Ok, i've made tests.
Test were made using an YV12 640x480 avi file.
Script used is the following :
Code:
SetMemoryMax(64)
AVISource("Test.avi",False,"YV12")
SetPlanarLegacyAlignment(True)
#ConvertToYUY2()
#ConvertToYV16()
#ConvertToYV24()
#ConvertToY8()
nnedi3_rpow2(rfactor=2,cshift="Spline36Resize",fwidth=960,fheight=720,nsize=0,nns=3,qual=2)
It allows me to quick change ouput format for testing.
Results with v0.9.4.3 :
Y8,YV12,YUY2,YV24 : fast.
YV16 : Very slow !
So, i've made modifications to my code to test several cases :
Converting internaly YV16->YUY2(process)->YV16 either in
nnedi3 or
nnedi3_rpow2.
If YV16->YUY2(process)->YV16 is made in
nnedi3, and
nnedi3_rpow2 process YV16 without change, result is slow. First hint : Slowness is not because of
nnedi3 code.
If YV16->YUY2(process)->YV16 is made in
nnedi3_rpow2, and
nnedi3 process YV16 without change, result is fast.

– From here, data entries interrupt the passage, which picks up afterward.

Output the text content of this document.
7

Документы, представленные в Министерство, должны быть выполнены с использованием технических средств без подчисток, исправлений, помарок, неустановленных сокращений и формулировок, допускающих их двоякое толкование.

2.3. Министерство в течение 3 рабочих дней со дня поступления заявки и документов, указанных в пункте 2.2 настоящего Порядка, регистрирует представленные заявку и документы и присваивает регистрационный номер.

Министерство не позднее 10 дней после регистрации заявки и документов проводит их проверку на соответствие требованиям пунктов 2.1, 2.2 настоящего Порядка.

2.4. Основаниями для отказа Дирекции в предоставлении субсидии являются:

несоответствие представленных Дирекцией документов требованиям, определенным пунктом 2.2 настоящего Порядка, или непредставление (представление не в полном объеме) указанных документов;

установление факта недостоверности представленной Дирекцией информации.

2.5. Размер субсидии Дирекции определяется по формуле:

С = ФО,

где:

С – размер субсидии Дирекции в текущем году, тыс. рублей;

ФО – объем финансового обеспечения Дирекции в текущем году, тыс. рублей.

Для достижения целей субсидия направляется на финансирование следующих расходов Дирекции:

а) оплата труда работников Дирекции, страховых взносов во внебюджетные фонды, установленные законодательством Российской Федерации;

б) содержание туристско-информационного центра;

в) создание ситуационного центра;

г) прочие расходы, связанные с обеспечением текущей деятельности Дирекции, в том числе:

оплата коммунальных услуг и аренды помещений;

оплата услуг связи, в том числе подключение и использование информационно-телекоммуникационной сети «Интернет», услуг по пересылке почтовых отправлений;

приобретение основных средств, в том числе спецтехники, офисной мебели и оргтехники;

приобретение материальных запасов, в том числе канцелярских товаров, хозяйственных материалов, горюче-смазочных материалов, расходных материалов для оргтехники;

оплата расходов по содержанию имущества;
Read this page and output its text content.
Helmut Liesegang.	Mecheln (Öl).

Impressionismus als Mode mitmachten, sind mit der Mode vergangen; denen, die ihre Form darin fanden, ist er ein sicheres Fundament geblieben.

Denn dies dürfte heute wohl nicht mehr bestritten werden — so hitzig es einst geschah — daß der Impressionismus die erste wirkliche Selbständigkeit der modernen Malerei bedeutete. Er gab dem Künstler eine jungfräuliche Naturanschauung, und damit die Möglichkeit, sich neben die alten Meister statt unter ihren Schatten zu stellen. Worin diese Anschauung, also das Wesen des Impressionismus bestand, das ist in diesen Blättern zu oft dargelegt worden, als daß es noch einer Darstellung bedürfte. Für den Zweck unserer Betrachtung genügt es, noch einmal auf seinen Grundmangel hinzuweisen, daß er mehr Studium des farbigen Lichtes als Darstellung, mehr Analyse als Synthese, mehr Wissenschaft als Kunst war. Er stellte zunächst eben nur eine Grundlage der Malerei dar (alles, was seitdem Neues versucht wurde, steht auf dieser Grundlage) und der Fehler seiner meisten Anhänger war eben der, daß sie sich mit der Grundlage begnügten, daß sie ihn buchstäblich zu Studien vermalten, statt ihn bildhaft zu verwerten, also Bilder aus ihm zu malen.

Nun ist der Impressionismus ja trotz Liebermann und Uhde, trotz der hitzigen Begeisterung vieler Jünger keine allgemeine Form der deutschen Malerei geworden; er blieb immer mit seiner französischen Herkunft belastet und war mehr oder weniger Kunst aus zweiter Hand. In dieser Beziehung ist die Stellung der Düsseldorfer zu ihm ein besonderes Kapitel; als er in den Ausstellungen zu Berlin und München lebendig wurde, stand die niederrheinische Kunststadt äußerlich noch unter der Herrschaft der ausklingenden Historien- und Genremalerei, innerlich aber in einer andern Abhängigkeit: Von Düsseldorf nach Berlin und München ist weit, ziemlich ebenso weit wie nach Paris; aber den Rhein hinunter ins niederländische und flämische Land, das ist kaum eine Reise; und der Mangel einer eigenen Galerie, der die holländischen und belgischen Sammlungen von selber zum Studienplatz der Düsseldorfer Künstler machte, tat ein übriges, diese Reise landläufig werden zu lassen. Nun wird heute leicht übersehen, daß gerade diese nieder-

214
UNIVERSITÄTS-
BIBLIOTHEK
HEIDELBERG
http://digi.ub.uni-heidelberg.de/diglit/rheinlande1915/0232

Issue is within the YV16 process code of
nnedi3_rpow2. Code is :
Code:
for (int i=0; i<ct; ++i)
{
v = new nnedi3(v.AsClip(),i==0?1:0,true,true,true,true,nsize,nns,qual,etype,pscrn,threads,opt,fapprox,env);
v = env->Invoke(turnRightFunction,v).AsClip();
// always use field=1 to keep chroma/luma horizontal alignment
v = new nnedi3(v.AsClip(),1,true,true,true,true,nsize,nns,qual,etype,pscrn,threads,opt,fapprox,env);
v = env->Invoke(turnLeftFunction,v).AsClip();
}
I've first removed both turn : Result was fast.
If i put back either one of the turn, result is still fast, but... it seems a little slower, not realy obvious. If i put back both, result is very slow.
So, here i'm at a point i don't know what to do to solve this issue, i'm totaly
!!
I need help from someone who master avisynth a looot better than me for solving this case, better than what i've done for now (doing YV16->YUY2(process)->YV16).